1This was observed in pilot data for participants who saw trials with lexically consistent Visual Primes, lexically inconsistent dynamic speech primes and control static images. For these participants, there were no performance differences among these three groups. In addition, several pilot participants reported that they were not attending to the prime after realising it was sometimes not the target word. The inconsistent stimuli in the pilot were other words from the study that were randomly selected for display; thus, each word was CVC, but no other factors with respect to similarity were controlled.

2Unique responses are specific target-response combinations. For example, the target word ‘watch’ was produced accurately in the control condition by all subjects except for one, who wrote ‘what’. Thus, we considered this to be two unique responses to the word ‘watch’ – ‘watch’ and ‘what’. If another subject responded with ‘what’ to the target stimulus of ‘wash’, we called this an additional unique response as this is a different response-target pair.

3This type of theoretical approach posits that sensory information from the world is encoded in modality-specific representations, and that these modality-specific representations are either: (a) linked directly to one another (Massaro & Stork, Citation1998); or (b) linked to a separate ‘multimodal’ representation that integrates information from different sources (Hamilton et al., 2006; Skipper, Nusbaum, & Small, 2005). However, the difference between these proposals cannot be addressed by the research reported here.

4Several subjects were run on the same experiment with an ISI of 50 ms, and there were no differences between their data and those reported above.

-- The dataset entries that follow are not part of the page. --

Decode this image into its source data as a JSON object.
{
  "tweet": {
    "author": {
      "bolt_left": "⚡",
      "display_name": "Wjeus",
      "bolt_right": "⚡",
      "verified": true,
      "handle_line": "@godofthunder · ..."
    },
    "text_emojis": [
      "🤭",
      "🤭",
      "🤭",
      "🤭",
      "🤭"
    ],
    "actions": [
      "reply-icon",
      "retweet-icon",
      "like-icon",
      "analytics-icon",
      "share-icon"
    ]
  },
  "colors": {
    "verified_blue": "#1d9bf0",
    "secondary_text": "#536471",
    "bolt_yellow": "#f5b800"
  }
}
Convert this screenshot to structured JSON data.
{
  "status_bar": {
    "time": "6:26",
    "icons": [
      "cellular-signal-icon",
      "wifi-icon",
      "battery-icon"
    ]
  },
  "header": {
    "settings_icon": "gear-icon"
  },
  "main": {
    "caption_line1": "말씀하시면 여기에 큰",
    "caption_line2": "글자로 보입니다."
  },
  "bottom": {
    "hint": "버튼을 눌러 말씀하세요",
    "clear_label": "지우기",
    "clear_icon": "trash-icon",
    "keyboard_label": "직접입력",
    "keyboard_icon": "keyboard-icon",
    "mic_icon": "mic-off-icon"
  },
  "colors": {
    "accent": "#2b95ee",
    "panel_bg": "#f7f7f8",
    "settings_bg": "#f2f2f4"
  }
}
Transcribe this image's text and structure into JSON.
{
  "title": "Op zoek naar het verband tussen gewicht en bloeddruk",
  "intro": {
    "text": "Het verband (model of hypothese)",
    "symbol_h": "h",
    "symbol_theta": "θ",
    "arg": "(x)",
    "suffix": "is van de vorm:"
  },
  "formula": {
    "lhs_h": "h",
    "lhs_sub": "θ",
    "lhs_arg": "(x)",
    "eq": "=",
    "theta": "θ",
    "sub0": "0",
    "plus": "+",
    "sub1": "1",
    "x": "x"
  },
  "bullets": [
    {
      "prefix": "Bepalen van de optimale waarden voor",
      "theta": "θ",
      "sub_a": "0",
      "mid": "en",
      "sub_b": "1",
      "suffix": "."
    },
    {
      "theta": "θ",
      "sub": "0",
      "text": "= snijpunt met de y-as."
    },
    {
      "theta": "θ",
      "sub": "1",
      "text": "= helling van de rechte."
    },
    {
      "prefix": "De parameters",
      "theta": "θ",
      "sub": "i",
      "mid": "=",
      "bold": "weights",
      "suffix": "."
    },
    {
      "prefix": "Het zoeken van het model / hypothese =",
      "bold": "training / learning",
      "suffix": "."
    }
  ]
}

Given the relatively short ISI in these other participants, it is unlikely that these subjects were able to rehearse and decode the target word from the visual speech prime. However, it is worth noting that these similar patterns could arise from different loci, with the participants in the experiments reported here rehearsing and decoding the target words, and the participants who saw the stimuli with a 50 ms ISI exhibiting facilitatory effects of auditory processing from the visual speech signals (as in van Wassenhove, Grant, & Poeppel, Citation2005). We thank an anonymous reviewer for articulating this issue.